Small business accounts for around 98 per cent of all businesses in Australia, and it’s estimated that 67 per cent are family-owned.
While the pros of working in a family-owned business are many, familial dynamics can also create unique tensions within a business. You only need to watch an episode or two of the hit drama Succession to see how dysfunctional a family business can be when it’s driven by sibling rivalries, quarrels over business direction and a tyrannical founder who plays his children off against each other.
While Succession sits at the extreme end of the family business scale, it reveals some of the common pitfalls and problems that can affect family-owned and operated businesses.
Ironically, some of the key reasons disputes arise in family businesses are the same reasons why family business can be so successful.
We know our family intimately, their likes and dislikes, strengths and weaknesses, we’re loyal to them and we usually like being around them. Conversely, because we know them so well, this means we also know how to push their buttons, and can use that knowledge to manipulate situations and outcomes. And because of our shared history, there’s often baggage and unresolved issues. Sibling or parent/child rivalry is also an issue in some businesses as family members battle for ascendancy.
There’s also the risk of generational conflict, with children and parent founders often sharing different opinions about the business, or disputes arising about how decisions are made and how the business is managed.
And there are regular disputes over succession – who takes over after the founder retires? When is the right time to pass over the reins, and how will succession happen?
If a family tries to solve internal conflict or disputes themselves, it’s often not a smooth and productive process, which is why many family businesses use external specialist mediators or consultants to help them to work their way through some of their thornier issues.

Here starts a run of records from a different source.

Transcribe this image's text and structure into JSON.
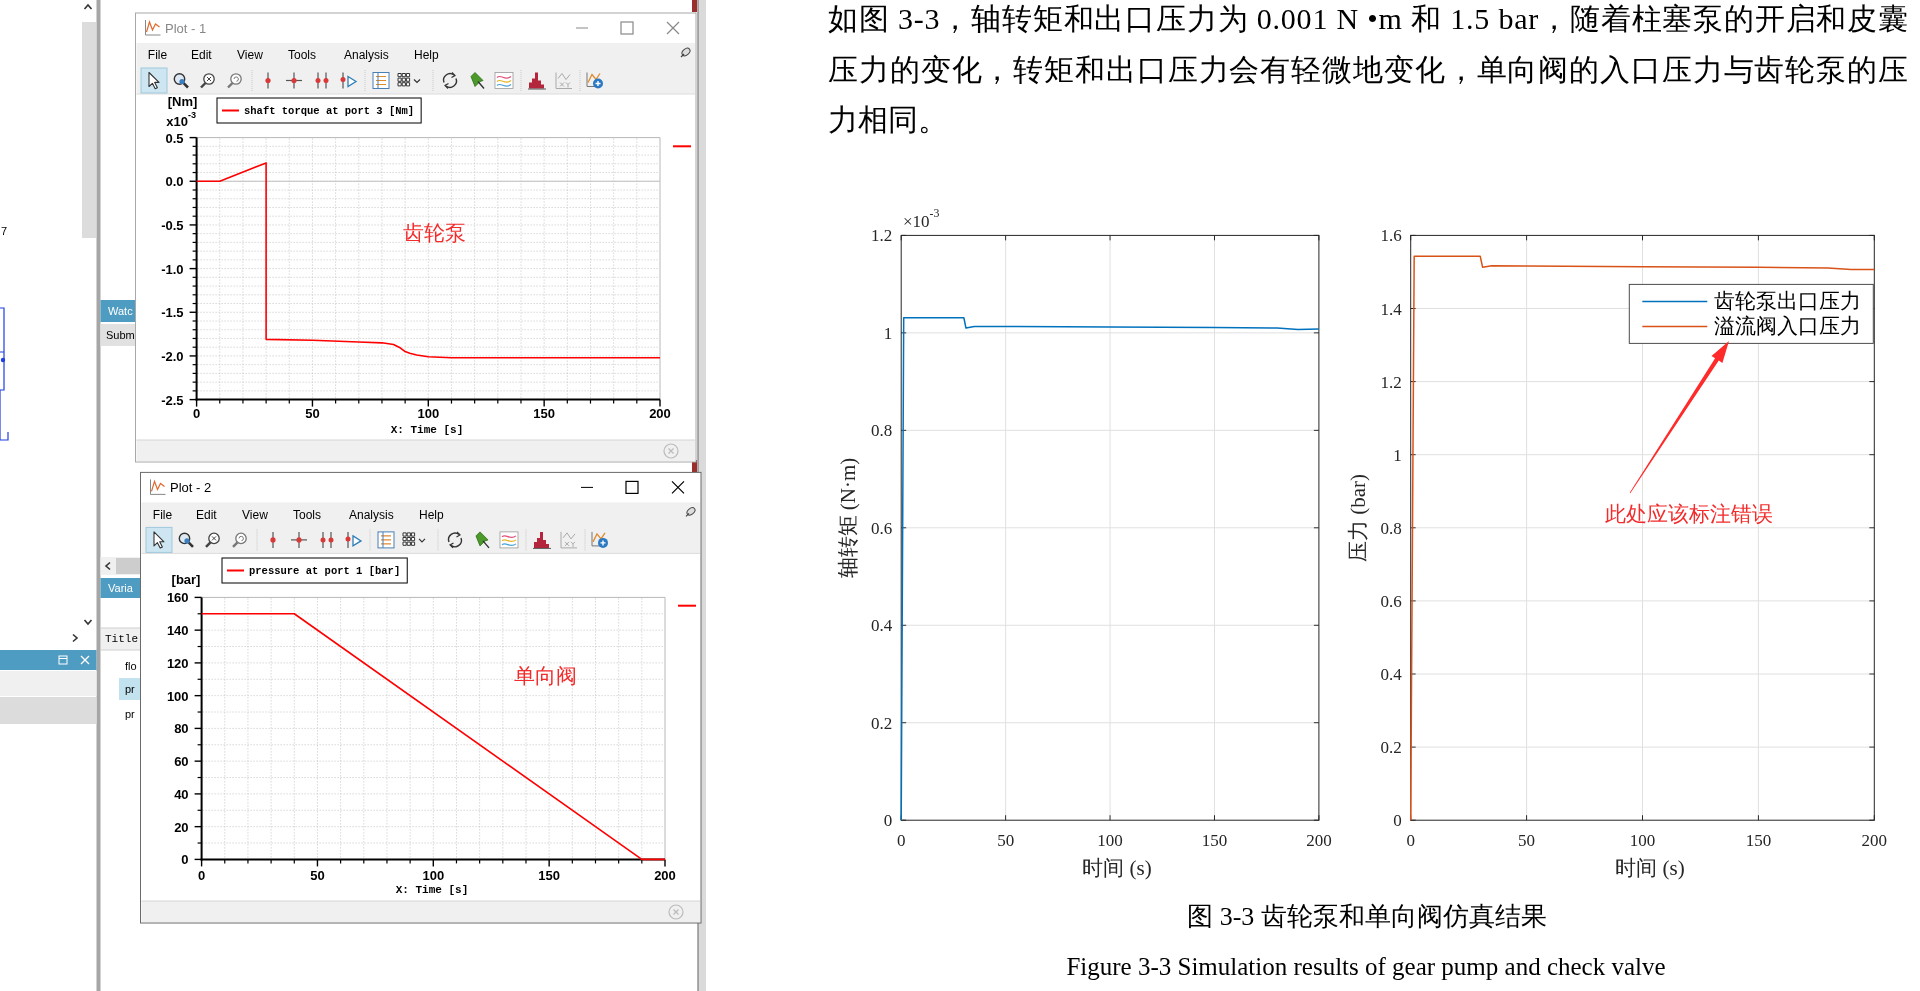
{
  "chart_data": [
    {
      "type": "line",
      "title": "Plot - 1",
      "xlabel": "X: Time [s]",
      "ylabel": "[Nm]",
      "x": [
        0,
        10,
        30,
        30,
        50,
        70,
        80,
        85,
        88,
        90,
        92,
        95,
        100,
        110,
        150,
        200
      ],
      "series": [
        {
          "name": "shaft torque at port 3 [Nm]",
          "color": "#ff0000",
          "values": [
            0,
            0,
            0.21,
            -1.81,
            -1.82,
            -1.84,
            -1.85,
            -1.87,
            -1.91,
            -1.95,
            -1.97,
            -1.99,
            -2.01,
            -2.02,
            -2.02,
            -2.02
          ]
        }
      ],
      "xlim": [
        0,
        200
      ],
      "ylim": [
        -2.5,
        0.5
      ],
      "xticks": [
        0,
        50,
        100,
        150,
        200
      ],
      "yticks": [
        -2.5,
        {
          "value": -2,
          "label": "-2.0"
        },
        -1.5,
        {
          "value": -1,
          "label": "-1.0"
        },
        -0.5,
        {
          "value": 0,
          "label": "0.0"
        },
        0.5
      ],
      "ref_lines": [
        {
          "axis": "y",
          "value": 0,
          "color": "#c0c0c0"
        }
      ],
      "grid": true,
      "legend": "top left",
      "annotations": [
        "File",
        "Edit",
        "View",
        "Tools",
        "Analysis",
        "Help",
        "x10$^{-3}$",
        "齿轮泵",
        "Watc",
        "Subm",
        "Varia",
        "Title",
        "flo",
        "pr",
        "pr",
        "7"
      ]
    },
    {
      "type": "line",
      "title": "Plot - 2",
      "xlabel": "X: Time [s]",
      "ylabel": "[bar]",
      "x": [
        0,
        40,
        190,
        200
      ],
      "series": [
        {
          "name": "pressure at port 1 [bar]",
          "color": "#ff0000",
          "values": [
            150,
            150,
            0,
            0
          ]
        }
      ],
      "xlim": [
        0,
        200
      ],
      "ylim": [
        0,
        160
      ],
      "xticks": [
        0,
        50,
        100,
        150,
        200
      ],
      "yticks": [
        0,
        20,
        40,
        60,
        80,
        100,
        120,
        140,
        160
      ],
      "grid": true,
      "legend": "top left",
      "annotations": [
        "File",
        "Edit",
        "View",
        "Tools",
        "Analysis",
        "Help",
        "单向阀"
      ]
    },
    {
      "type": "line",
      "xlabel": "时间 (s)",
      "ylabel": "轴转矩 (N·m)",
      "x": [
        0,
        1.2,
        30,
        31,
        35,
        50,
        100,
        150,
        180,
        190,
        200
      ],
      "series": [
        {
          "color": "#0072bd",
          "values": [
            0,
            1.031,
            1.031,
            1.01,
            1.013,
            1.013,
            1.012,
            1.011,
            1.01,
            1.007,
            1.008
          ]
        }
      ],
      "xlim": [
        0,
        200
      ],
      "ylim": [
        0,
        1.2
      ],
      "xticks": [
        0,
        50,
        100,
        150,
        200
      ],
      "yticks": [
        0,
        0.2,
        0.4,
        0.6,
        0.8,
        1,
        1.2
      ],
      "grid": true,
      "annotations": [
        "×10$^{-3}$",
        "如图 3-3，轴转矩和出口压力为 0.001 N •m 和 1.5 bar，随着柱塞泵的开启和皮囊压力的变化，转矩和出口压力会有轻微地变化，单向阀的入口压力与齿轮泵的压力相同。",
        "图 3-3 齿轮泵和单向阀仿真结果",
        "Figure 3-3 Simulation results of gear pump and check valve"
      ]
    },
    {
      "type": "line",
      "xlabel": "时间 (s)",
      "ylabel": "压力 (bar)",
      "x": [
        0,
        1.5,
        30,
        31,
        35,
        50,
        100,
        150,
        180,
        190,
        200
      ],
      "series": [
        {
          "name": "齿轮泵出口压力",
          "color": "#0072bd",
          "values": [
            null,
            null,
            null,
            null,
            null,
            null,
            null,
            null,
            null,
            null,
            null
          ]
        },
        {
          "name": "溢流阀入口压力",
          "color": "#d95319",
          "values": [
            0,
            1.543,
            1.543,
            1.513,
            1.517,
            1.516,
            1.514,
            1.513,
            1.511,
            1.507,
            1.507
          ]
        }
      ],
      "xlim": [
        0,
        200
      ],
      "ylim": [
        0,
        1.6
      ],
      "xticks": [
        0,
        50,
        100,
        150,
        200
      ],
      "yticks": [
        0,
        0.2,
        0.4,
        0.6,
        0.8,
        1,
        1.2,
        1.4,
        1.6
      ],
      "grid": true,
      "legend": "top right",
      "annotations": [
        "此处应该标注错误"
      ]
    }
  ]
}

Often a mediator can work with people in a family-owned business and help them to develop options, discuss how things might work and make agreements that can guide a family business though some of the most common and serious issues it will face.
Mediators are perfect to engage for family business disputes, as they have no skin in the game, no prior knowledge of family dynamics and can dispassionately and impartially facilitate agreements without any conflicts of interest.
The process of engaging a mediator isn’t difficult, but for the mediation process to be successful it’s important to get everyone in the family to agree to the process.
It’s also important to choose the right mediator for your family business, and there are specialist family business mediators who have experience in certain industries and sectors, like retail or agriculture which means they have more intimate and detailed knowledge on how to navigate some of the common issues.
If you have a Logan Roy in your business, or siblings squabbling over who does what and how, and it’s negatively impacting your business and relationships, a skilled mediator can make all the difference in how your business operates.
Put simply family business mediation can help create a lasting business legacy that stretches over generations.
So, ask yourself…do you want Succession or success?